The researchers say the system only requires a few minutes of training data (for example, reading a series of numbers) to learn a user’s speech patterns. Then, once it’s ready to work, it sends and receives sound waves across your face, sensing mouth movements while using a deep learning algorithm to analyze echo profiles in real time “with about 95 percent accuracy.”

A pair of black-plastic-framed eyeglasses sitting upside down on a white surface. The frames have small circuit boards with tiny speakers and microphones attached below the lenses.
Ruidong Zhang / Cornell University

The system does this while offloading data processing (wirelessly) to your smartphone, allowing the accessory to remain small and unobtrusive. The current version offers around 10 hours of battery life for acoustic sensing.
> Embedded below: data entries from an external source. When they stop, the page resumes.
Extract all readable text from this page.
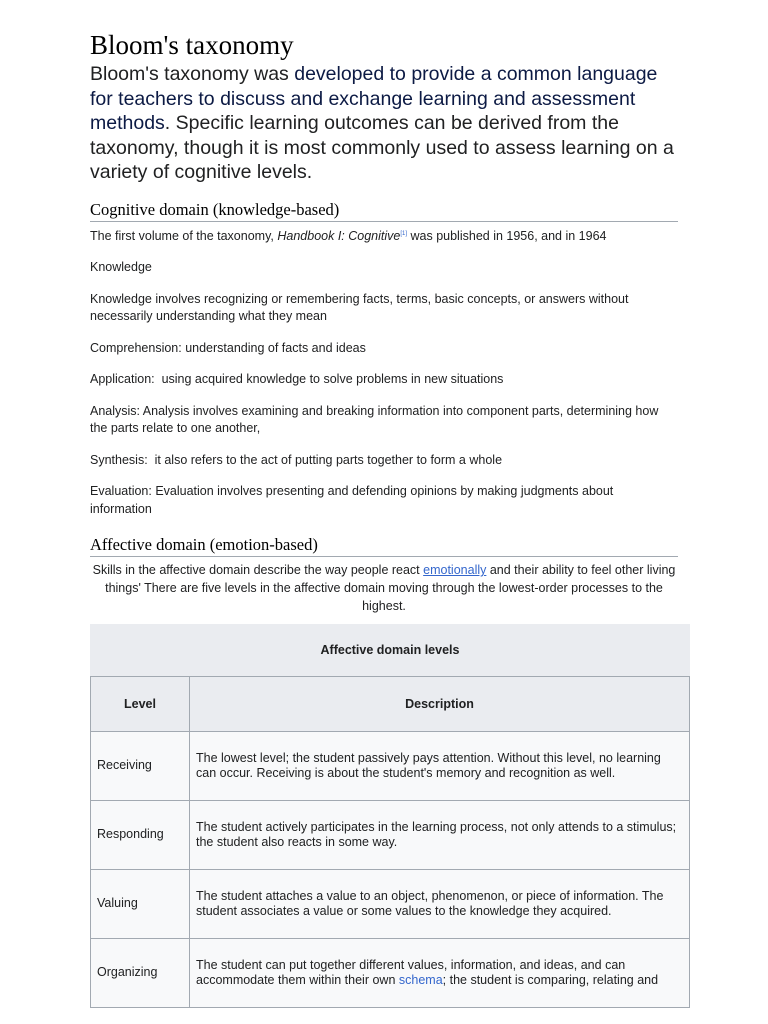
Bloom's taxonomy

Bloom's taxonomy was developed to provide a common language for teachers to discuss and exchange learning and assessment methods. Specific learning outcomes can be derived from the taxonomy, though it is most commonly used to assess learning on a variety of cognitive levels.

Cognitive domain (knowledge-based)

The first volume of the taxonomy, Handbook I: Cognitive[1] was published in 1956, and in 1964

Knowledge

Knowledge involves recognizing or remembering facts, terms, basic concepts, or answers without necessarily understanding what they mean

Comprehension: understanding of facts and ideas

Application:  using acquired knowledge to solve problems in new situations

Analysis: Analysis involves examining and breaking information into component parts, determining how the parts relate to one another,

Synthesis:  it also refers to the act of putting parts together to form a whole

Evaluation: Evaluation involves presenting and defending opinions by making judgments about information

Affective domain (emotion-based)

Skills in the affective domain describe the way people react emotionally and their ability to feel other living things' There are five levels in the affective domain moving through the lowest-order processes to the highest.

Affective domain levels
Level	Description
Receiving	The lowest level; the student passively pays attention. Without this level, no learning can occur. Receiving is about the student's memory and recognition as well.
Responding	The student actively participates in the learning process, not only attends to a stimulus; the student also reacts in some way.
Valuing	The student attaches a value to an object, phenomenon, or piece of information. The student associates a value or some values to the knowledge they acquired.
Organizing	The student can put together different values, information, and ideas, and can accommodate them within their own schema; the student is comparing, relating and
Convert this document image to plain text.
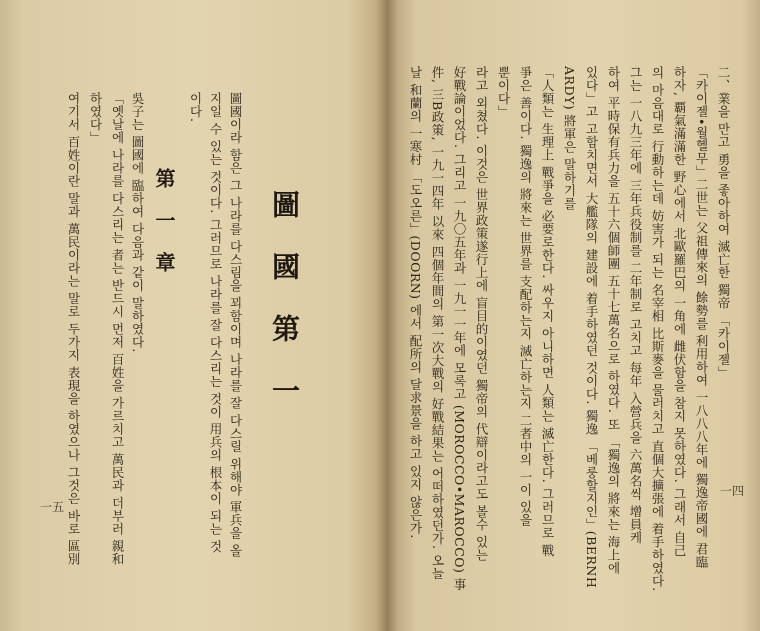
여기서 百姓이란 말과 萬民이라는 말로 두가지 表現을 하였으나 그것은 바로 區別 하였다」 「옛날에 나라를 다스리는 者는 반드시 먼저 百姓을 가르치고 萬民과 더부러 親和 吳子는 圖國에 臨하여 다음과 같이 말하였다. 第一章
이다. 지일 수 있는 것이다. 그러므로 나라를 잘 다스리는 것이 用兵의 根本이 되는 것 圖國이라 함은 그 나라를 다스림을 꾀함이며 나라를 잘 다스릴 위해야 軍兵을 올 圖國第一
一五	날 和蘭의 一寒村 「도오른」(DOORN) 에서 配所의 달求景을 하고 있지 않은가. 件, 三B政策, 一九一四年 以來 四個年間의 第一次大戰의 好戰結果는 어떠하였던가. 오늘 好戰論이었다. 그리고 一九〇五年과 一九一一年에 모록고 (MOROCCO•MAROCCO) 事 라고 외쳤다. 이것은 世界政策遂行上에 盲目的이였던 獨帝의 代辯이라고도 볼수 있는 뿐이다」 爭은 善이다. 獨逸의 將來는 世界를 支配하는지 滅亡하는지 二者中의 一이 있을 「人類는 生理上 戰爭을 必要로한다. 싸우지 아니하면 人類는 滅亡한다. 그러므로 戰 ARDY) 將軍은 말하기를 있다」고 고함치면서 大艦隊의 建設에 着手하였던 것이다. 獨逸 「베룽할지인」(BERNH 하여 平時保有兵力을 五十六個師團 五十七萬名으로 하였다. 또 「獨逸의 將來는 海上에 그는 一八九三年에 三年兵役制를 二年制로 고치고 每年 入營兵을 六萬名씩 增員케 의 마음대로 行動하는데 妨害가 되는 名宰相 比斯麥을 물러치고 直個大擴張에 着手하였다. 하자, 覇氣滿滿한 野心에서 北歐羅巴의 一角에 雌伏함을 참지 못하였다. 그래서 自己 「카이젤•월헬무」二世는 父祖傳來의 餘勢를 利用하여 一八八八年에 獨逸帝國에 君臨 二、業을 만고 勇을 좋아하여 滅亡한 獨帝 「카이젤」
一四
Additionally, no data leaves your phone, eliminating privacy concerns. “We’re very excited about this system because it really pushes the field forward on performance and privacy,” said Cheng Zhang. “It’s small, low-power and privacy-sensitive, which are all important features for deploying new, wearable technologies in the real world.”

Privacy also comes into play when looking at potential real-world uses. For example, Ruidong Zhang suggests using it to control music playback controls (hands- and eyes-free) in a quiet library or dictating a message at a loud concert where standard options would fail. Perhaps its most exciting prospect is people with some types of speech disabilities using it to silently feed dialogue into a voice synthesizer, which would then speak the words aloud.

If things go as planned, you can get your hands on one someday. The team at Cornell’s Smart Computer Interfaces for Future Interactions (SciFi) Lab is exploring commercializing the tech using a Cornell funding program. They’re also looking into smart-glasses applications to track facial, eye and upper body movements. “We think glass will be an important personal computing platform to understand human activities in everyday settings,” said Cheng Zhang.